A network layer might look like this:

public interface NetworkLayer {

    // This method is called by the transport layer above when
    // that layer has a packet to send. The packet is assumed to
    // contain information about the destination. This method is
    // only called at the end hosts.
    public void sendPacket (NetworkPacket packet);

    // The network layer receives a packet from below (datalink layer).
    // This packet could be destined for this node (an end host) or
    // needs to be forwarded along according to the dictates of the routing table.
    public void receivePacket (NetworkPacket packet);

    // This will be called by the independent process that's doing
    // the link measurement to update the stats for the link to
    // a particular neighbor. Here is where a routing computation
    // is initiated.
    public void updateLinkStatus (int neighbor, LinkStatus status);
}
  

The datalink layer

Main responsibilities:
  • A datalink layer's view is limited to only a single link.

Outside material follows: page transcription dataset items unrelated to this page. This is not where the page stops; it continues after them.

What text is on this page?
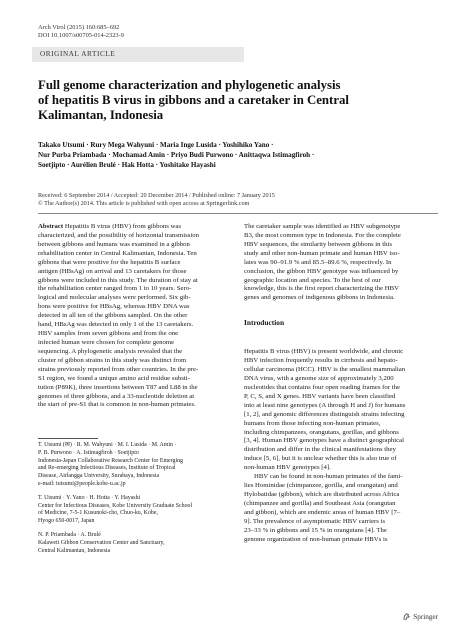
Arch Virol (2015) 160:685–692
DOI 10.1007/s00705-014-2323-9
ORIGINAL ARTICLE
Full genome characterization and phylogenetic analysis
of hepatitis B virus in gibbons and a caretaker in Central
Kalimantan, Indonesia
Takako Utsumi · Rury Mega Wahyuni · Maria Inge Lusida · Yoshihiko Yano ·
Nur Purba Priambada · Mochamad Amin · Priyo Budi Purwono · Anittaqwa Istimagfiroh ·
Soetjipto · Aurélien Brulé · Hak Hotta · Yoshitake Hayashi
Received: 6 September 2014 / Accepted: 20 December 2014 / Published online: 7 January 2015
© The Author(s) 2014. This article is published with open access at Springerlink.com

Abstract Hepatitis B virus (HBV) from gibbons was
characterized, and the possibility of horizontal transmission
between gibbons and humans was examined in a gibbon
rehabilitation center in Central Kalimantan, Indonesia. Ten
gibbons that were positive for the hepatitis B surface
antigen (HBsAg) on arrival and 13 caretakers for those
gibbons were included in this study. The duration of stay at
the rehabilitation center ranged from 1 to 10 years. Sero-
logical and molecular analyses were performed. Six gib-
bons were positive for HBsAg, whereas HBV DNA was
detected in all ten of the gibbons sampled. On the other
hand, HBsAg was detected in only 1 of the 13 caretakers.
HBV samples from seven gibbons and from the one
infected human were chosen for complete genome
sequencing. A phylogenetic analysis revealed that the
cluster of gibbon strains in this study was distinct from
strains previously reported from other countries. In the pre-
S1 region, we found a unique amino acid residue substi-
tution (P89K), three insertions between T87 and L88 in the
genomes of three gibbons, and a 33-nucleotide deletion at
the start of pre-S1 that is common in non-human primates.

T. Utsumi (✉) · R. M. Wahyuni · M. I. Lusida · M. Amin ·
P. B. Purwono · A. Istimagfiroh · Soetjipto
Indonesia-Japan Collaborative Research Center for Emerging
and Re-emerging Infectious Diseases, Institute of Tropical
Disease, Airlangga University, Surabaya, Indonesia
e-mail: tutsumi@people.kobe-u.ac.jp
T. Utsumi · Y. Yano · H. Hotta · Y. Hayashi
Center for Infectious Diseases, Kobe University Graduate School
of Medicine, 7-5-1 Kusunoki-cho, Chuo-ku, Kobe,
Hyogo 650-0017, Japan
N. P. Priambada · A. Brulé
Kalaweit Gibbon Conservation Center and Sanctuary,
Central Kalimantan, Indonesia

The caretaker sample was identified as HBV subgenotype
B3, the most common type in Indonesia. For the complete
HBV sequences, the similarity between gibbons in this
study and other non-human primate and human HBV iso-
lates was 90–91.9 % and 85.5–89.6 %, respectively. In
conclusion, the gibbon HBV genotype was influenced by
geographic location and species. To the best of our
knowledge, this is the first report characterizing the HBV
genes and genomes of indigenous gibbons in Indonesia.

Introduction

Hepatitis B virus (HBV) is present worldwide, and chronic
HBV infection frequently results in cirrhosis and hepato-
cellular carcinoma (HCC). HBV is the smallest mammalian
DNA virus, with a genome size of approximately 3,200
nucleotides that contains four open reading frames for the
P, C, S, and X genes. HBV variants have been classified
into at least nine genotypes (A through H and J) for humans
[1, 2], and genomic differences distinguish strains infecting
humans from those infecting non-human primates,
including chimpanzees, orangutans, gorillas, and gibbons
[3, 4]. Human HBV genotypes have a distinct geographical
distribution and differ in the clinical manifestations they
induce [5, 6], but it is unclear whether this is also true of
non-human HBV genotypes [4].

HBV can be found in non-human primates of the fami-
lies Hominidae (chimpanzee, gorilla, and orangutan) and
Hylobatidae (gibbon), which are distributed across Africa
(chimpanzee and gorilla) and Southeast Asia (orangutan
and gibbon), which are endemic areas of human HBV [7–
9]. The prevalence of asymptomatic HBV carriers is
23–33 % in gibbons and 15 % in orangutans [4]. The
genome organization of non-human primate HBVs is

Springer
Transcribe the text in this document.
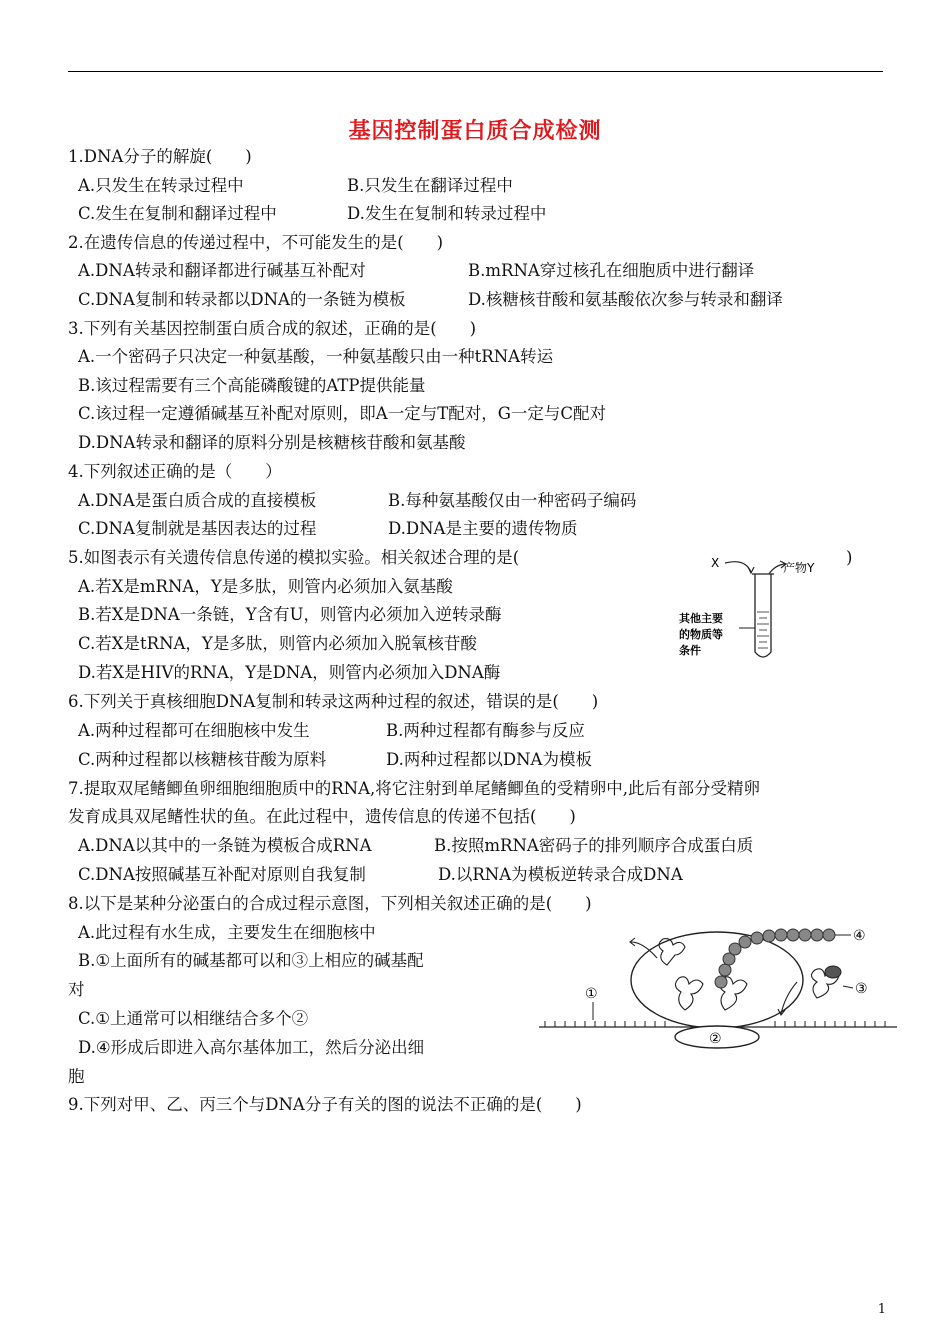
基因控制蛋白质合成检测
1.DNA分子的解旋(　　)
A.只发生在转录过程中	B.只发生在翻译过程中
C.发生在复制和翻译过程中	D.发生在复制和转录过程中
2.在遗传信息的传递过程中，不可能发生的是(　　)
A.DNA转录和翻译都进行碱基互补配对	B.mRNA穿过核孔在细胞质中进行翻译
C.DNA复制和转录都以DNA的一条链为模板	D.核糖核苷酸和氨基酸依次参与转录和翻译
3.下列有关基因控制蛋白质合成的叙述，正确的是(　　)
A.一个密码子只决定一种氨基酸，一种氨基酸只由一种tRNA转运
B.该过程需要有三个高能磷酸键的ATP提供能量
C.该过程一定遵循碱基互补配对原则，即A一定与T配对，G一定与C配对
D.DNA转录和翻译的原料分别是核糖核苷酸和氨基酸
4.下列叙述正确的是（　　）
A.DNA是蛋白质合成的直接模板	B.每种氨基酸仅由一种密码子编码
C.DNA复制就是基因表达的过程	D.DNA是主要的遗传物质
5.如图表示有关遗传信息传递的模拟实验。相关叙述合理的是(	)
A.若X是mRNA，Y是多肽，则管内必须加入氨基酸
B.若X是DNA一条链，Y含有U，则管内必须加入逆转录酶
C.若X是tRNA，Y是多肽，则管内必须加入脱氧核苷酸
D.若X是HIV的RNA，Y是DNA，则管内必须加入DNA酶
X	产物Y
其他主要
的物质等
条件
6.下列关于真核细胞DNA复制和转录这两种过程的叙述，错误的是(　　)
A.两种过程都可在细胞核中发生	B.两种过程都有酶参与反应
C.两种过程都以核糖核苷酸为原料	D.两种过程都以DNA为模板
7.提取双尾鳍鲫鱼卵细胞细胞质中的RNA,将它注射到单尾鳍鲫鱼的受精卵中,此后有部分受精卵
发育成具双尾鳍性状的鱼。在此过程中，遗传信息的传递不包括(　　)
A.DNA以其中的一条链为模板合成RNA	B.按照mRNA密码子的排列顺序合成蛋白质
C.DNA按照碱基互补配对原则自我复制	D.以RNA为模板逆转录合成DNA
8.以下是某种分泌蛋白的合成过程示意图，下列相关叙述正确的是(　　)
A.此过程有水生成，主要发生在细胞核中
B.①上面所有的碱基都可以和③上相应的碱基配
对
C.①上通常可以相继结合多个②
D.④形成后即进入高尔基体加工，然后分泌出细
胞
①
②
③
④
9.下列对甲、乙、丙三个与DNA分子有关的图的说法不正确的是(　　)
1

  • Each datalink layer is responsible for reliable packet transmission across a link.
         => If a packet is lost or corrupted, it needs to be re-transmitted.
  • In the old days (and for some satellites, these days), one worried about overwhelming the node on the other side of the link. Thus, a node limited the number of packets sent without getting an acknowledgement from the other side.

Possible structure of a datalink layer:

public interface DatalinkLayer {

    // The network layer calls this to send a packet across. It's
    // assumed that the packet contains the destination (neighbor) ID.
    public void sendPacket (DatalinkPacket packet);

    // This method is called by the physical layer when a packet has come in.
    // The datalink layer sends it up to the network layer.
    public void receivePacket (DatalinkPacket packet);
}
  

Where to go from here

We have only provided a quick, high-level view of how network protocol software is organized and what the key ideas are.

Important network-related concepts we haven't covered:

  • Physical layer ideas. How these devices work, coding theory, modulation.

  • Higher-level protocols. For example: HTTP, Bluetooth.

  • Network services. For example, DNS.

  • Special types of networks. Wireless networks, satellite communications, ad-hoc networks.

  • Distributed computing: remote-procedure calls, distributed data management, network caching.

  • Network security. Secure communication, attacks on networks, authentication.

Next steps:

  • Understand the protocols. The best way is to write your own protocols. Note that we haven't said anything about how their functionality is implemented.

  • Learn more about how the 7 layers work (conceptually). There are several "next level" details to learn about current protocols, once you've had a crack at designing your own. Two good books to try are:
    • Computer Networks by A.S.Tanenbaum, Prentice-Hall, 2002.
    • Computer Networking: A Top-Down Approach, by J.F.Kurose and K.W.Ross, Addison-Wesley, 2009.

  • Examine code. Read implementations of the layers. There are also some books that walk through TCP/IP code, all of which is written in C.